A major restoration project is underway behind a nondescript garage door at a home on the Nipomo Mesa. The large space was donated to the nearby Dunes Center as a location to work on a big chunk of a sphinx statue, buried along with other Hollywood set pieces under the sands of the Guadalupe-Nipomo Dunes for the better part of a century.
Restoration artist Amy Higgins travels up the coast from her home in Los Angeles to do this highly detailed work.
"Yes it is fragile, it is plaster that has been sitting outside and it was wet and damp in the sand, so as it dries out it does get harder and more stable, but when it was wet, oh it was so hard trying to lift the pieces because they were just like a wet rag," said Higgins.
She and another worker are taking several broken up pieces of plaster and putting them together like a puzzle, so that eventually the sphinx can be displayed for visitors to the Dunes Center.
"It had to come out in several pieces," Higgins said. "We did get one really nice big piece with the foot, and the knee and the shoulder, but the chest, unfortunately, came out in ten pieces, so we're putting it back together so it looks like more of a whole, and you get the rounded chest and the shoulder."
Doug Jensen is the Executive Director of the Dunes Center. He's overseen much of the effort to find and recover these artifacts of Hollywood history.
"In 1923, Cecil B. Demille decided he was going to make this film, The Ten Commandments, and he hauled out this giant movie set, had thousands of people working in the dunes to build it," said Jensen. "Filming took place in May and June of that year and then they just left it. For a long time we heard stories about it being exploded with dynamite or being buried in a trench, but after this last excavation we looked at where some of the remnants of other sphinxes were in relation to this one, and it sort of looked like they just left it."
Jensen and Higgins say, when finished, visitors should not expect to see an elaborate set or sphinx as it would have looked at the time of the original filming—instead Jensen says they're working to put it in a state of "arrested decay."

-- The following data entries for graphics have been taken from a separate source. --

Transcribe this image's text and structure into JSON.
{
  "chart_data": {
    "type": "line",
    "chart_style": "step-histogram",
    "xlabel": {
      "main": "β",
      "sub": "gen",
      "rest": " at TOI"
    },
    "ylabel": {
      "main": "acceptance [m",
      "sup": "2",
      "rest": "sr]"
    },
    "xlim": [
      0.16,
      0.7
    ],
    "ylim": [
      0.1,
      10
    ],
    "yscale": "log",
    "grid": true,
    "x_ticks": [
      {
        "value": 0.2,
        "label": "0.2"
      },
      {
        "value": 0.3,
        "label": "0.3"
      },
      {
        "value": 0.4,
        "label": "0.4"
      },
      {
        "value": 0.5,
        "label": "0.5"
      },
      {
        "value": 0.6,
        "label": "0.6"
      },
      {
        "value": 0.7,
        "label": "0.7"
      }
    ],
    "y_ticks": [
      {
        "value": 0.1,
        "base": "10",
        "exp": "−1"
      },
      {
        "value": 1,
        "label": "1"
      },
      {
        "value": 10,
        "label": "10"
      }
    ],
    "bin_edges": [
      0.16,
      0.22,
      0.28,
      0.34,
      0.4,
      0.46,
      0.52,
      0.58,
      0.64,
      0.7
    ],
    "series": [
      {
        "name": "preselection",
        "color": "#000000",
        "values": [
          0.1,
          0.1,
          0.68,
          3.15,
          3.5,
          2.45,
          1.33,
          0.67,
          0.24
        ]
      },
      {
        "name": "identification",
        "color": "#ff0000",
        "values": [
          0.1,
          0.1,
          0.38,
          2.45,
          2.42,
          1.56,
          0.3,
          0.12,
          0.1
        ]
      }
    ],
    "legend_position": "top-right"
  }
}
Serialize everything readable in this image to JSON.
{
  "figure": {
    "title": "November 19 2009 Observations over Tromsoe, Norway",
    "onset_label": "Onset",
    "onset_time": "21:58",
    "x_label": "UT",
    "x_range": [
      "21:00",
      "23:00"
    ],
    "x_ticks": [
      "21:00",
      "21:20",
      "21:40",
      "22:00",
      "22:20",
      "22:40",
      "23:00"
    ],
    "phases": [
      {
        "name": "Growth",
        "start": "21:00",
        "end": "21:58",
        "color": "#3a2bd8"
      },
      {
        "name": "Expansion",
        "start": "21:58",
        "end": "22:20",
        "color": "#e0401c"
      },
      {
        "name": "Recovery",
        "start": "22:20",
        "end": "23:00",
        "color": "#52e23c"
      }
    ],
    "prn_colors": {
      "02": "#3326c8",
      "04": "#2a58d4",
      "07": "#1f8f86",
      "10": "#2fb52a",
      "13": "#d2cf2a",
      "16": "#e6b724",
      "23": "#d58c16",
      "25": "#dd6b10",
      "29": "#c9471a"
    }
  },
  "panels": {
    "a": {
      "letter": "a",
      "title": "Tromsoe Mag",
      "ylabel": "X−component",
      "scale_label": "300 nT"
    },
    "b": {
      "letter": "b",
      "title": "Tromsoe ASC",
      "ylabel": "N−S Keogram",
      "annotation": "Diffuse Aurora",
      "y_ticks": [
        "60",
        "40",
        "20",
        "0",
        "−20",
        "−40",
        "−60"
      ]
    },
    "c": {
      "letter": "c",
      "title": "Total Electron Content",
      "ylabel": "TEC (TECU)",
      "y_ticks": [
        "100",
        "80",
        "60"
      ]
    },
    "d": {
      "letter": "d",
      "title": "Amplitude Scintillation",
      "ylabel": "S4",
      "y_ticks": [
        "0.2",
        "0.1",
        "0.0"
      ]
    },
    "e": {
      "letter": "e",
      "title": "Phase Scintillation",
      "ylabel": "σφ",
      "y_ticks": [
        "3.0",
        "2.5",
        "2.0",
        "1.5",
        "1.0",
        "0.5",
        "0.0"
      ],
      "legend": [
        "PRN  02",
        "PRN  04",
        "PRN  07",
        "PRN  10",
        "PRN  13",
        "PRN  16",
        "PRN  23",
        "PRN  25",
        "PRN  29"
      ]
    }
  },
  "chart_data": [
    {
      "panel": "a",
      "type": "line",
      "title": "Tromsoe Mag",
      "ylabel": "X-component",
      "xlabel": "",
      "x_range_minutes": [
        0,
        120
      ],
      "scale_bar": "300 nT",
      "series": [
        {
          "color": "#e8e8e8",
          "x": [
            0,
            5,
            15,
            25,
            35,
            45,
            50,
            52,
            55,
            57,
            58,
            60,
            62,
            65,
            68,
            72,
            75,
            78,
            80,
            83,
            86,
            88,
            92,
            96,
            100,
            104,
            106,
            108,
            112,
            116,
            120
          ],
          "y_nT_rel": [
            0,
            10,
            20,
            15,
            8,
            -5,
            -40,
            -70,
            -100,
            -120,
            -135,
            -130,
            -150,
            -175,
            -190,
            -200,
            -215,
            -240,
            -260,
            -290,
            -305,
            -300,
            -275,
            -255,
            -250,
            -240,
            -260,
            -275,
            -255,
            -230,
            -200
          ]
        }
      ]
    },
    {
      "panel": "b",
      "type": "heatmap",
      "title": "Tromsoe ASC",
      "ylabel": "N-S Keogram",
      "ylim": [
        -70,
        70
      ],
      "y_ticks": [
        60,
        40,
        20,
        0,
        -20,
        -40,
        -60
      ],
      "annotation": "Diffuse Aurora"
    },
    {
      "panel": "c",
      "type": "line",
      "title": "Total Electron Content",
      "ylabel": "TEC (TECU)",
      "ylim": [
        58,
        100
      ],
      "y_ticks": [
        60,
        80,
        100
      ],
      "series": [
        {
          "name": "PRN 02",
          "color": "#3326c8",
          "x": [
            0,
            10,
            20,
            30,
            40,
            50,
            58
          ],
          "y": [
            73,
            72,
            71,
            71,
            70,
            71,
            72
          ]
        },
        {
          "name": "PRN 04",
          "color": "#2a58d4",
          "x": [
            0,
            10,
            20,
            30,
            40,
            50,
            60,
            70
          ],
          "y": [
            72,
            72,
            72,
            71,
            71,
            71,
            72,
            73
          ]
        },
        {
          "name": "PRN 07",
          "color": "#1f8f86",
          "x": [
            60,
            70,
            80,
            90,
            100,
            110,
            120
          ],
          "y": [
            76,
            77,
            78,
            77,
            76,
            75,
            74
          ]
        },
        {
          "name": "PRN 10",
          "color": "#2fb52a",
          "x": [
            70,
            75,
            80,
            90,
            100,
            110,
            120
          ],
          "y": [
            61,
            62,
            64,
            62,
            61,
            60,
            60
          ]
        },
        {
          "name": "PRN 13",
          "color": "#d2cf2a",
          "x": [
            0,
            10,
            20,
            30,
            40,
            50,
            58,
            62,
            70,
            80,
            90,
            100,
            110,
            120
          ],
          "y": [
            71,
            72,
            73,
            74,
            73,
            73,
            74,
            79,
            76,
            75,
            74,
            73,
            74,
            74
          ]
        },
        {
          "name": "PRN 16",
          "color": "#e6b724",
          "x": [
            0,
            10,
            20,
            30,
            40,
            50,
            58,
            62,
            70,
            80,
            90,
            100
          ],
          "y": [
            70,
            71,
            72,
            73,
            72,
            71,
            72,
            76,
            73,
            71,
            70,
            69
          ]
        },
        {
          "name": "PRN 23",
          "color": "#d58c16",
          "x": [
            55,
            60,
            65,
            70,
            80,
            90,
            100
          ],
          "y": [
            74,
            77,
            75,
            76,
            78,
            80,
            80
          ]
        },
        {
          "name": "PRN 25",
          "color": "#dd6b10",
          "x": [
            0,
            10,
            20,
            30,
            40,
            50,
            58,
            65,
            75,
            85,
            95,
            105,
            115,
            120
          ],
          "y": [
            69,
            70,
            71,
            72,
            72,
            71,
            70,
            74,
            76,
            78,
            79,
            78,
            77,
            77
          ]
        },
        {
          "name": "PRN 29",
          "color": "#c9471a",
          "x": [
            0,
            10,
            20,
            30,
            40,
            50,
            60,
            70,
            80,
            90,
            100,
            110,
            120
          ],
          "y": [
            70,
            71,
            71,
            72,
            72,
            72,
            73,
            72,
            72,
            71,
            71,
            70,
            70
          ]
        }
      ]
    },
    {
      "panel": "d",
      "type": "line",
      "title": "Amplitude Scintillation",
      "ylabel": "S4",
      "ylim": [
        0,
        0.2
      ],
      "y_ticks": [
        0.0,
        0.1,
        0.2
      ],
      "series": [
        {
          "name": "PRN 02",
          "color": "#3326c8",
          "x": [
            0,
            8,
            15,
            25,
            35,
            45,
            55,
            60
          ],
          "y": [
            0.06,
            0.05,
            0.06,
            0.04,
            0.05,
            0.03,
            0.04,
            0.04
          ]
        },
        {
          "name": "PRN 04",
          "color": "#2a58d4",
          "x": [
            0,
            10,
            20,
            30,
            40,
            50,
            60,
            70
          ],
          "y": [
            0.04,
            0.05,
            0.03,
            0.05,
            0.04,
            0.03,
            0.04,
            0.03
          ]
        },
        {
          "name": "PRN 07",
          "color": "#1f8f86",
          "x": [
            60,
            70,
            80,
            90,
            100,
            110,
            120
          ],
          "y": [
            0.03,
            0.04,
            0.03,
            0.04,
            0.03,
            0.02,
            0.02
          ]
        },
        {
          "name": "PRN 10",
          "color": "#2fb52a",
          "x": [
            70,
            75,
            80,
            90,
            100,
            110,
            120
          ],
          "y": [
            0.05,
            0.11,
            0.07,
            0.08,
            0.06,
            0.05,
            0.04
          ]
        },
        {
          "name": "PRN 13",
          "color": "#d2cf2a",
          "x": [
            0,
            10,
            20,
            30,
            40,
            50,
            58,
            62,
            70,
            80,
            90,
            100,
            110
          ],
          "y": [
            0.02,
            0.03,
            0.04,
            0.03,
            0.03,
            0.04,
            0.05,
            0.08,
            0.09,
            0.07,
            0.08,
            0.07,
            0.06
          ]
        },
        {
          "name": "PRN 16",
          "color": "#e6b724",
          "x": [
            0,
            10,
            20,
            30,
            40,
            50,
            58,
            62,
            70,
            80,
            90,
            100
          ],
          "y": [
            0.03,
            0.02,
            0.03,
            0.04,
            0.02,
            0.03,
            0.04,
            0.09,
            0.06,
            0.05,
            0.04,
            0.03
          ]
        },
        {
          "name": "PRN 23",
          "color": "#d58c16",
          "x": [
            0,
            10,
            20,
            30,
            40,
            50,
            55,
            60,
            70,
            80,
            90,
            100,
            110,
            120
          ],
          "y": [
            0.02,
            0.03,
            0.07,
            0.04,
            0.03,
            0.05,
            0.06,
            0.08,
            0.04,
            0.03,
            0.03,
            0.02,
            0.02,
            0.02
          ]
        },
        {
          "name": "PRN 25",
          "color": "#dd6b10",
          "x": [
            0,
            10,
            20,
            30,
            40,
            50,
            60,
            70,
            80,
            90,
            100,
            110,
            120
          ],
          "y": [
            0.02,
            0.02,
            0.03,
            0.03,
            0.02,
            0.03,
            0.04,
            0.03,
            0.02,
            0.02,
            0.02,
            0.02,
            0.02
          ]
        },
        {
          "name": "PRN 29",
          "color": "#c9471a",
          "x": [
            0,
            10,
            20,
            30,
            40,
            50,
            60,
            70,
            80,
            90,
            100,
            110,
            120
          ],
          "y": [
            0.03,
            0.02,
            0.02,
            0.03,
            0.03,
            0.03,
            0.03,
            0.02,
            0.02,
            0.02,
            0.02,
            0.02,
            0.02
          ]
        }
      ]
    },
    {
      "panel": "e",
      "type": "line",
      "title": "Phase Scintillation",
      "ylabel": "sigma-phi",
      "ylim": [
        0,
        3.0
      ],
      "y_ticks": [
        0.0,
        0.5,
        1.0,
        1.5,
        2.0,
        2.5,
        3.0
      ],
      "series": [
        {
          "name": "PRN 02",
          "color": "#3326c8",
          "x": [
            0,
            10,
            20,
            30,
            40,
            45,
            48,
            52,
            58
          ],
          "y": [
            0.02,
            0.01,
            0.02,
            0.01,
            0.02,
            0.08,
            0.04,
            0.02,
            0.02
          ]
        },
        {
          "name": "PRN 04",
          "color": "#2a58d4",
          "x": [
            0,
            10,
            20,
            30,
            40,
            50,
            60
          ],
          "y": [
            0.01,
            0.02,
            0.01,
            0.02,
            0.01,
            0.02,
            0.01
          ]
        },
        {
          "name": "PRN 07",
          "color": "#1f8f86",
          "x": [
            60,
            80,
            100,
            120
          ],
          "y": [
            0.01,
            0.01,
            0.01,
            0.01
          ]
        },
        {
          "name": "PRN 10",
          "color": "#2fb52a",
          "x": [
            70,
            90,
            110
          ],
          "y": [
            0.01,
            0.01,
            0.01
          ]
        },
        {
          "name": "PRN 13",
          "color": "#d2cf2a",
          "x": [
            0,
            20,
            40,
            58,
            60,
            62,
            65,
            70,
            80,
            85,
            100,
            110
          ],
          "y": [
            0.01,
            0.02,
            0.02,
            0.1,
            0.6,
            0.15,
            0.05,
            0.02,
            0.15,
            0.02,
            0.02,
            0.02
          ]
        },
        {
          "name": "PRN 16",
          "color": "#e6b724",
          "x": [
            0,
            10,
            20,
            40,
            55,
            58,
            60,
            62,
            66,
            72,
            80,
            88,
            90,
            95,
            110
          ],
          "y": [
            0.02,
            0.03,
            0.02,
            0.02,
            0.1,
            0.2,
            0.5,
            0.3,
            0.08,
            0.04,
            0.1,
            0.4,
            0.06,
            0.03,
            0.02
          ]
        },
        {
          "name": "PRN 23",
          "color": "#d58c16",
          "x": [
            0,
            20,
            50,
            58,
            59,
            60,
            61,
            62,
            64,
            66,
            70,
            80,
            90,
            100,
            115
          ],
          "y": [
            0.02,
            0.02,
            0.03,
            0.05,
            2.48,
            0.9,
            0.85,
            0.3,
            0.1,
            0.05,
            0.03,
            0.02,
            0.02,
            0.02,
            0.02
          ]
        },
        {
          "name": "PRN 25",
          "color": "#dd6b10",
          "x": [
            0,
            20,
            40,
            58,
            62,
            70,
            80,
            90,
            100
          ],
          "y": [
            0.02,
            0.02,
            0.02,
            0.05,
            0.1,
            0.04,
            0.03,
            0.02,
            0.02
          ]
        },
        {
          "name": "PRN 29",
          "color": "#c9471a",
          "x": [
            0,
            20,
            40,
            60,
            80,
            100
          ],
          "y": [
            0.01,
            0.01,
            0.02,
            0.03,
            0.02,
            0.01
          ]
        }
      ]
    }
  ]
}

"We didn't want it to deteriorate any more in the elements, so we pulled it out, but we aren't going to make it look like it's brand new again," said Jensen. "There's a whole lot of history here, it's the filming, it's the community who came out and had their photos taken with the sphinxes over time, and we want the whole story to be represented."
This latest edition to the Hollywood artifacts portion of the Dunes Center is expected to go on display in early 2015.